Studies suggest that atmospheric SO2 and NO2 are the two most important factors in determining levels of lichen biodiversity (Hawksworth & Rose 1970a,b, Richardson 1988, van Dobben et al. 2001). However it should be noted that not all lichen species are affected by exposure to SO2 and some species are more tolerant that others. For example, Lecanora conizeoides is tolerant of and can benefit from the presence of some SO2 (van Dobben et al. 2001). Consequently L. conizeoides may be in decline in some areas following reduction in SO2 levels (Bates et al. 1990). It has also been found that species which are sensitive to one form air pollution, are not automatically sensitive to others (van Dobben & ter Braak 1998, 1999, van Dobben et al. 2001).
In the late 1960's Hawksworth & Rose (1970a,b) developed a ten point scale for predicting levels of SO2 in the air in England and Wales using the lichens growing on trees which is still in use.

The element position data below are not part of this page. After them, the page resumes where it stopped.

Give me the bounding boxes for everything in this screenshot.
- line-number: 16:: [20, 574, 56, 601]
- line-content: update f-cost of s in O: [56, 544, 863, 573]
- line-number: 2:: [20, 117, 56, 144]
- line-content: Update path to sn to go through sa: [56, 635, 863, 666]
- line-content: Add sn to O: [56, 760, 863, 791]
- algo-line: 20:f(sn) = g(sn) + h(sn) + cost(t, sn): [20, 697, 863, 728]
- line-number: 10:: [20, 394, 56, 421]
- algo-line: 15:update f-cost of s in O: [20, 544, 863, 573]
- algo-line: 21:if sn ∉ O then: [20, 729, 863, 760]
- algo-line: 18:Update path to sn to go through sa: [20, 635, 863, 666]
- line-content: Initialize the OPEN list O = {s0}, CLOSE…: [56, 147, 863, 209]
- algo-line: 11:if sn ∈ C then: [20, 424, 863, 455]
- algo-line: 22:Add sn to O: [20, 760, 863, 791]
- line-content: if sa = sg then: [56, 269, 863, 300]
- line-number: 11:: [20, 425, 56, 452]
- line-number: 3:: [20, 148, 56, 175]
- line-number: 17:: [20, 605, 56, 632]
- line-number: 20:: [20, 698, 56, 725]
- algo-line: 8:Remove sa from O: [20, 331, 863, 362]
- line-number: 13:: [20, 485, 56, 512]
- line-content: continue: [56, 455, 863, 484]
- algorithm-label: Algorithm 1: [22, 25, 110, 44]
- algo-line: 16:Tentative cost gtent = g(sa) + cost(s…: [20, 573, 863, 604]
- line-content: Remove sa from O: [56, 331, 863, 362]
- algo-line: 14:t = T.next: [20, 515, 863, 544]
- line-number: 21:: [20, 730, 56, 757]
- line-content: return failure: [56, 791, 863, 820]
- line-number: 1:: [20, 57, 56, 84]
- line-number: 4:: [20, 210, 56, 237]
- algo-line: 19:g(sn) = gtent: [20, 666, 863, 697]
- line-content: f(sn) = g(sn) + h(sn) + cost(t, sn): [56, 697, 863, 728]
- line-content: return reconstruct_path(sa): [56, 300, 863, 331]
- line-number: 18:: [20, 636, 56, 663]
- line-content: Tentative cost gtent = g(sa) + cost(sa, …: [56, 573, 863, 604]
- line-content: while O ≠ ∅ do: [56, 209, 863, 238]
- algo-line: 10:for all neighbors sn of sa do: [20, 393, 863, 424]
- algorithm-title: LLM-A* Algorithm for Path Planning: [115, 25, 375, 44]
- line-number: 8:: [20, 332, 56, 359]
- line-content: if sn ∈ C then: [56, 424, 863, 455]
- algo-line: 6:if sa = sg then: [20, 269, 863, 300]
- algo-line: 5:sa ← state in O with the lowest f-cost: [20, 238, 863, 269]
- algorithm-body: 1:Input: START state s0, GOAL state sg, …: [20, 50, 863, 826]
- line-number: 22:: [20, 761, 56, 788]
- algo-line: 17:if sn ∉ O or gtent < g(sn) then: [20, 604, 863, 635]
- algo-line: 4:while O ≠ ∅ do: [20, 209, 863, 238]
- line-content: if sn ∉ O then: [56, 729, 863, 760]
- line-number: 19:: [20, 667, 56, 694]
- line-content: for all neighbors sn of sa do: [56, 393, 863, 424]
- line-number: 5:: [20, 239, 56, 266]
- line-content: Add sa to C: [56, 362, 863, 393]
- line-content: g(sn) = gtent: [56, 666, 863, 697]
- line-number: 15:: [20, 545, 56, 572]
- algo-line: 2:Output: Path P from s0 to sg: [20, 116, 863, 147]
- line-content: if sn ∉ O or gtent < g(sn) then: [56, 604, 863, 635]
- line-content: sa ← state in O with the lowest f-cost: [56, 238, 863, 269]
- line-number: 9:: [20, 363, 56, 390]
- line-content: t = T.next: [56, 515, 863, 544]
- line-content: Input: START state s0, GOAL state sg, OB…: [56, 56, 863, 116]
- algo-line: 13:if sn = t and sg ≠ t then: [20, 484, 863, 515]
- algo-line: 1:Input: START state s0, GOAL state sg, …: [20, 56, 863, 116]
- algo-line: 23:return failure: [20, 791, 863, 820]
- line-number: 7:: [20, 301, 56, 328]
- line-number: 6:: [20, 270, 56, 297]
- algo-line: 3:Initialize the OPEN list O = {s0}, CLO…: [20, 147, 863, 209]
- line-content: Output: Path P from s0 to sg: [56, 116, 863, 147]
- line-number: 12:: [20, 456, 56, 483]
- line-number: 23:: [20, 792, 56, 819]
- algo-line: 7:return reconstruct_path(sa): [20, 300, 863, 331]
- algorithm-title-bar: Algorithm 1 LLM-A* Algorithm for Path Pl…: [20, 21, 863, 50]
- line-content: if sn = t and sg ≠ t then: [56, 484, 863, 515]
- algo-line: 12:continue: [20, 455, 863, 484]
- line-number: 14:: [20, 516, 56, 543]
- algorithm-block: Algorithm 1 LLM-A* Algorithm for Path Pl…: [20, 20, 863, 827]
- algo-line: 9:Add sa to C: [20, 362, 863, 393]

However, recent analysis (Bates 2001, van Dobben et al. 2001, van Dobben 1996) suggest that this scale now need to be revised downward to reflect a changing pollution climate.
Hawksworth & McManus (1998) have reported lichen recolonization in London corresponding to the decline of SO2. They report finding 25 species which had not been recorded within 16 km of the centre of London in the 20th century, 8 of which had not been seen during the previous 200 years. A similar pattern was observed in Finland over 20 years from 1980 (Ranta, 2001). The role of lichens as bioindicators of SO2 pollution has been reviewed by Nash & Gries (2002).
Critical levels have been set according to different species groups (for more detail see Ssp. groups, e.g. Lobaria spp.), based on the Hawksworth & Rose scale (Hawksworth & Rose 1970a,b), but this is currently under review as critical levels may be smaller than previously estimated.
|Habitat/ Ecosystem Type||Critical Load/ Level||Status||Reliability||Indication of exceedance||Reference|
|Forests and semi-natural vegetation||
20 µg SO2 m-3 annual mean and half-year(Oct-March) mean
|UNECE, 2004||quite reliable i.e. the results of some studies are comparable||
Low temperature appears to enhance the negative effects of SO2, and the lower critical level of 15 µg SO2 m-3 is used where the effective temperature sum (ETS) (i.e. the sum of temperatures) above 5oC is below 1000 degree days (d.d) (Ashmore et al., 1994).